When the brands detected the systematic copy of their collections – before they reached the sale – they prohibited the magazines from publishing their designs mixed with low-cost brands.

“It was understandable. They create, investigate, invest millions. They spend fortunes in promoting their garments, in opening stores and showrooms, “says an editor of Condé Nast:” And they would not stand to mix with copies of their pieces. “

But luxury has reversed the strategy and today follows the steps of the low-cost sector in the infinite world of social networking opportunities.

The low-cost is today the same necessary element that were the post-war seamstresses, who copied the patterns of haute couture. And your customers are not customers that lose big brands. Those who do consume luxury will continue to buy the original bag. From the consumer who can pay and value the design and quality to whoever saves to get to the product, they look for the original. Not twenty similar.

Paying five thousand euros for a bag that all carry in imitation version does not help. The consumer begins to ask himself the value of what he pays. Exclusively, little remains. It is inevitable to feel that the luxury industry has been wrong to load indispensable tools to justify their prices: mystery and discretion.

The luxury brands were also approaching low-cost brands, such as H & M and their collaborations with Balmain, Cavalli, Lanvin, and Versace. The expansion of luxury led to opening stores in unexpected places, with the need to reach new buyers and, consequently, more visibility. There was no other way out of the bubble. Networks fulfill their function: thanks to them, today everyone knows what the Boy, Neverfull, Lady, etc.

But here, precisely, there is the problem because it produces very large quantities: it puts the artisan in doubt.
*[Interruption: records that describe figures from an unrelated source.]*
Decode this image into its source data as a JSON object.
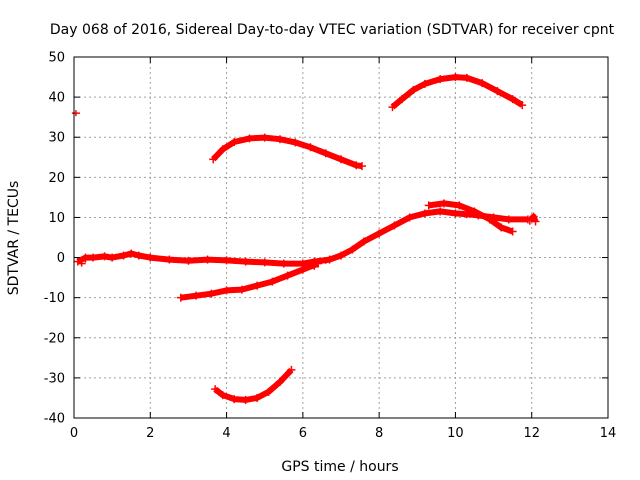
{
  "chart_data": {
    "type": "scatter",
    "title": "Day 068 of 2016, Sidereal Day-to-day VTEC variation (SDTVAR) for receiver cpnt",
    "xlabel": "GPS time / hours",
    "ylabel": "SDTVAR / TECUs",
    "xlim": [
      0,
      14
    ],
    "ylim": [
      -40,
      50
    ],
    "xticks": [
      0,
      2,
      4,
      6,
      8,
      10,
      12,
      14
    ],
    "yticks": [
      -40,
      -30,
      -20,
      -10,
      0,
      10,
      20,
      30,
      40,
      50
    ],
    "grid": true,
    "color": "#ff0000",
    "series": [
      {
        "name": "main-track",
        "points": [
          [
            0.1,
            -1
          ],
          [
            0.3,
            0
          ],
          [
            0.5,
            0
          ],
          [
            0.8,
            0.3
          ],
          [
            1.0,
            0
          ],
          [
            1.3,
            0.5
          ],
          [
            1.5,
            1
          ],
          [
            1.7,
            0.5
          ],
          [
            2.0,
            0
          ],
          [
            2.5,
            -0.5
          ],
          [
            3.0,
            -0.8
          ],
          [
            3.5,
            -0.5
          ],
          [
            4.0,
            -0.7
          ],
          [
            4.5,
            -1
          ],
          [
            5.0,
            -1.2
          ],
          [
            5.5,
            -1.5
          ],
          [
            6.0,
            -1.5
          ],
          [
            6.3,
            -1
          ],
          [
            6.7,
            -0.5
          ],
          [
            7.0,
            0.5
          ],
          [
            7.3,
            2
          ],
          [
            7.6,
            4
          ],
          [
            8.0,
            6
          ],
          [
            8.4,
            8
          ],
          [
            8.8,
            10
          ],
          [
            9.2,
            11
          ],
          [
            9.6,
            11.5
          ],
          [
            10.0,
            11
          ],
          [
            10.3,
            10.8
          ],
          [
            10.6,
            10.5
          ],
          [
            11.0,
            10
          ],
          [
            11.4,
            9.5
          ],
          [
            11.9,
            9.5
          ]
        ]
      },
      {
        "name": "secondary-track",
        "points": [
          [
            9.3,
            13
          ],
          [
            9.7,
            13.5
          ],
          [
            10.1,
            13
          ],
          [
            10.5,
            11.5
          ],
          [
            10.9,
            9.5
          ],
          [
            11.2,
            7.5
          ],
          [
            11.5,
            6.5
          ]
        ]
      },
      {
        "name": "rising-track",
        "points": [
          [
            2.8,
            -10
          ],
          [
            3.2,
            -9.5
          ],
          [
            3.6,
            -9
          ],
          [
            4.0,
            -8.2
          ],
          [
            4.4,
            -8
          ],
          [
            4.8,
            -7
          ],
          [
            5.2,
            -6
          ],
          [
            5.6,
            -4.5
          ],
          [
            6.0,
            -3
          ],
          [
            6.4,
            -1.5
          ]
        ]
      },
      {
        "name": "arc-30",
        "points": [
          [
            3.65,
            24.5
          ],
          [
            3.9,
            27
          ],
          [
            4.2,
            28.8
          ],
          [
            4.6,
            29.7
          ],
          [
            5.0,
            29.9
          ],
          [
            5.4,
            29.5
          ],
          [
            5.8,
            28.7
          ],
          [
            6.2,
            27.5
          ],
          [
            6.6,
            26
          ],
          [
            7.0,
            24.5
          ],
          [
            7.4,
            23
          ],
          [
            7.55,
            22.8
          ]
        ]
      },
      {
        "name": "arc-45",
        "points": [
          [
            8.35,
            37.5
          ],
          [
            8.6,
            39.5
          ],
          [
            8.9,
            41.8
          ],
          [
            9.2,
            43.3
          ],
          [
            9.6,
            44.5
          ],
          [
            10.0,
            45
          ],
          [
            10.3,
            44.8
          ],
          [
            10.7,
            43.5
          ],
          [
            11.1,
            41.5
          ],
          [
            11.5,
            39.5
          ],
          [
            11.75,
            38
          ]
        ]
      },
      {
        "name": "arc-negative",
        "points": [
          [
            3.7,
            -32.8
          ],
          [
            3.9,
            -34.3
          ],
          [
            4.2,
            -35.3
          ],
          [
            4.5,
            -35.5
          ],
          [
            4.8,
            -35
          ],
          [
            5.1,
            -33.5
          ],
          [
            5.4,
            -31
          ],
          [
            5.7,
            -28
          ]
        ]
      },
      {
        "name": "fragment-12",
        "points": [
          [
            11.95,
            9.2
          ],
          [
            12.05,
            10.2
          ],
          [
            12.1,
            9
          ]
        ]
      }
    ],
    "markers": [
      [
        0.05,
        36
      ],
      [
        0.2,
        -1.5
      ],
      [
        0.3,
        -0.5
      ],
      [
        6.3,
        -2.3
      ],
      [
        6.6,
        -0.8
      ]
    ]
  }
}
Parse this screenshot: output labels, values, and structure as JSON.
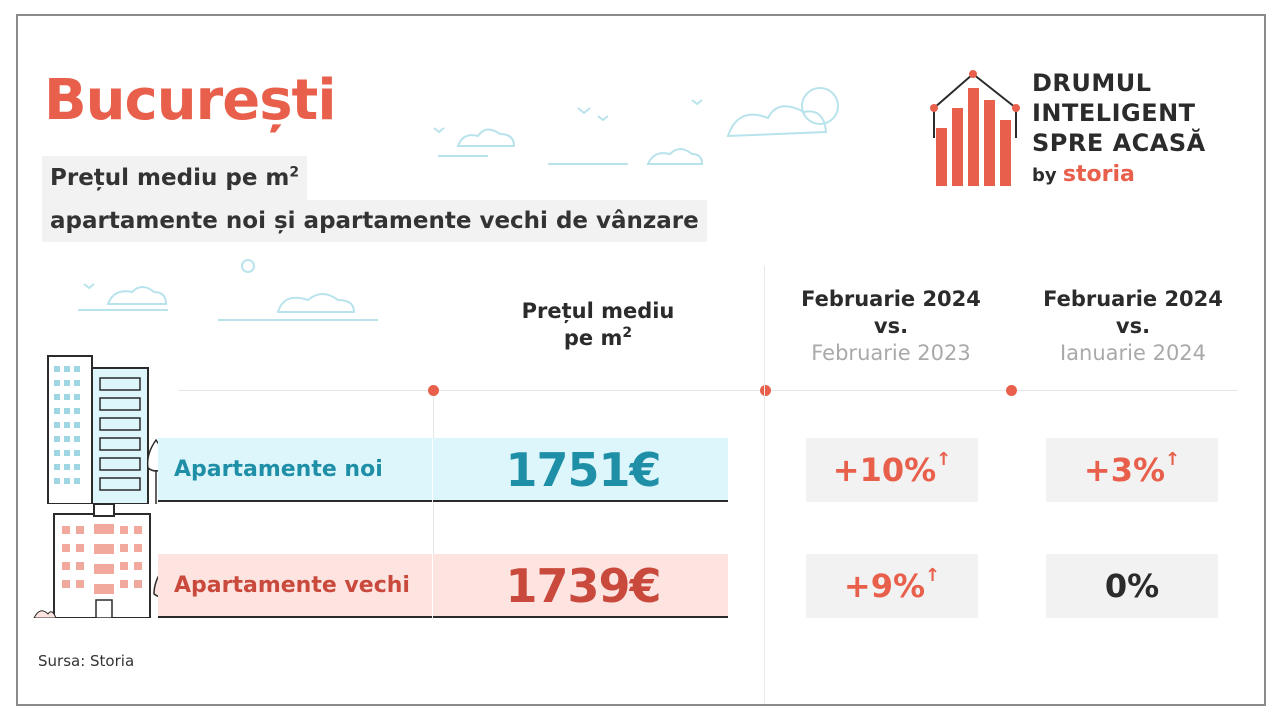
{
  "title": "București",
  "subtitle": {
    "line1": "Prețul mediu pe m",
    "line1_sup": "2",
    "line2": "apartamente noi și apartamente vechi de vânzare"
  },
  "logo": {
    "line1": "DRUMUL",
    "line2": "INTELIGENT",
    "line3": "SPRE ACASĂ",
    "by": "by",
    "brand": "storia",
    "brand_color": "#e8604c"
  },
  "table": {
    "col_price": {
      "line1": "Prețul mediu",
      "line2": "pe m",
      "sup": "2"
    },
    "col_yoy": {
      "line1": "Februarie 2024",
      "line2": "vs.",
      "line3": "Februarie 2023"
    },
    "col_mom": {
      "line1": "Februarie 2024",
      "line2": "vs.",
      "line3": "Ianuarie 2024"
    },
    "rows": [
      {
        "label": "Apartamente noi",
        "price": "1751€",
        "yoy": "+10%",
        "yoy_arrow": "↑",
        "mom": "+3%",
        "mom_arrow": "↑",
        "color": "#1e8fa6",
        "band": "#ddf6fb"
      },
      {
        "label": "Apartamente vechi",
        "price": "1739€",
        "yoy": "+9%",
        "yoy_arrow": "↑",
        "mom": "0%",
        "mom_arrow": "",
        "color": "#c94a3c",
        "band": "#fde4e0"
      }
    ]
  },
  "source": "Sursa: Storia",
  "colors": {
    "accent": "#e8604c",
    "teal": "#1e8fa6",
    "neutral_pill": "#f2f2f2"
  },
  "icons": [
    "logo-bars-icon",
    "new-building-icon",
    "old-building-icon",
    "tree-icon",
    "cloud-icon",
    "bird-icon",
    "arrow-up-icon"
  ]
}
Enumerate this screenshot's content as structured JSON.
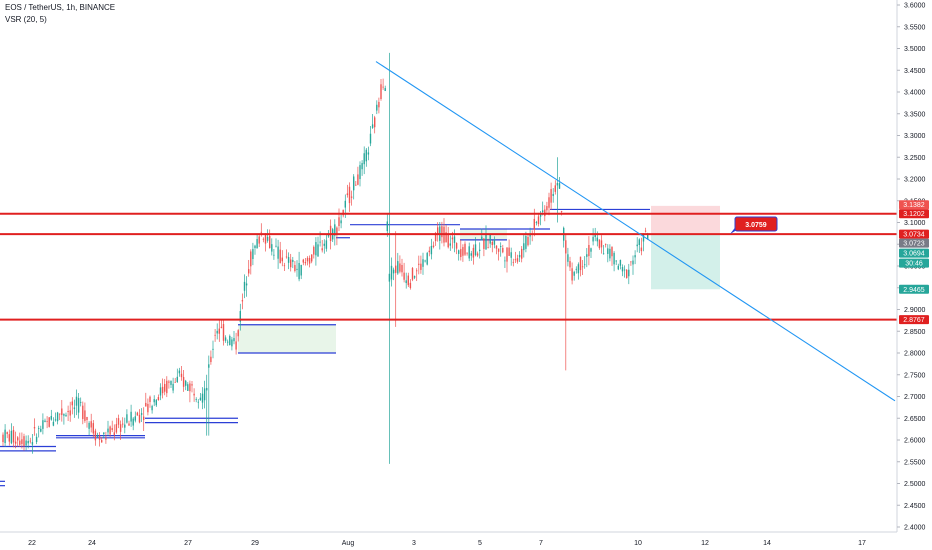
{
  "header": {
    "title": "EOS / TetherUS, 1h, BINANCE",
    "indicator": "VSR (20, 5)"
  },
  "colors": {
    "up": "#26a69a",
    "down": "#ef5350",
    "level_line": "#e02020",
    "trendline": "#2196f3",
    "zone_line": "#2b3fd6",
    "zone_fill": "#e8f5e9",
    "target_fill": "#d3f0ea",
    "stop_fill": "#fbd9dc"
  },
  "chart_data": {
    "type": "candlestick",
    "y_axis": {
      "ticks": [
        "2.4000",
        "2.4500",
        "2.5000",
        "2.5500",
        "2.6000",
        "2.6500",
        "2.7000",
        "2.7500",
        "2.8000",
        "2.8500",
        "2.9000",
        "2.9500",
        "3.0000",
        "3.0500",
        "3.1000",
        "3.1500",
        "3.2000",
        "3.2500",
        "3.3000",
        "3.3500",
        "3.4000",
        "3.4500",
        "3.5000",
        "3.5500",
        "3.6000"
      ]
    },
    "x_axis": {
      "ticks": [
        "22",
        "24",
        "27",
        "29",
        "Aug",
        "3",
        "5",
        "7",
        "10",
        "12",
        "14",
        "17"
      ]
    },
    "price_tags": [
      {
        "label": "3.1382",
        "value": 3.1382,
        "color": "#ef5350"
      },
      {
        "label": "3.1202",
        "value": 3.1202,
        "color": "#e02020"
      },
      {
        "label": "3.0734",
        "value": 3.0734,
        "color": "#e02020"
      },
      {
        "label": "3.0723",
        "value": 3.0723,
        "color": "#787b86"
      },
      {
        "label": "3.0694",
        "value": 3.0694,
        "color": "#26a69a"
      },
      {
        "label": "30:46",
        "value": 3.05,
        "color": "#26a69a"
      },
      {
        "label": "2.9465",
        "value": 2.9465,
        "color": "#26a69a"
      },
      {
        "label": "2.8767",
        "value": 2.8767,
        "color": "#e02020"
      }
    ],
    "horizontal_levels": [
      3.1202,
      3.0734,
      2.8767
    ],
    "trendline": {
      "from": {
        "date": "Aug 1",
        "price": 3.47
      },
      "to": {
        "date": "Aug 17",
        "price": 2.69
      }
    },
    "callout": {
      "label": "3.0759",
      "value": 3.0759
    },
    "position": {
      "entry": 3.0734,
      "stop": 3.1382,
      "target": 2.9465
    },
    "zones": [
      {
        "top": 2.865,
        "bottom": 2.8
      },
      {
        "top": 3.085,
        "bottom": 3.06
      }
    ]
  }
}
What was handmade by artisans justified the price. But it begins to end: as it has become impossible to produce for so many stores from their own workshops, they have begun to outsource to suppliers that also produce counterfeits. This volatile increase in product and sales has unwittingly contributed to the insolent growth of desire for copies.
A short-term vision

Using very badly the resource of the desire that belonged to them by tradition, the luxury brands have gained an untrustworthy public, the “new rich”. In return, they run the risk of losing the customer who made them unique, the customer who has paid twenty thousand euros per year for parts that have a much lower manufacturing cost.

The positive thing is that the few creators that are left to measure have begun to recover clients who do not let themselves be seduced by the new luxury. The negative thing is that counterfeiters are growing and perfecting themselves (according to the latest data, their profits surpass those of drug trafficking).

Traditional customers do not like to pay premium prices to standardize with mass consumers. For them, luxury must return to a strategy of discretion that justifies the price of exclusivity. Time will tell.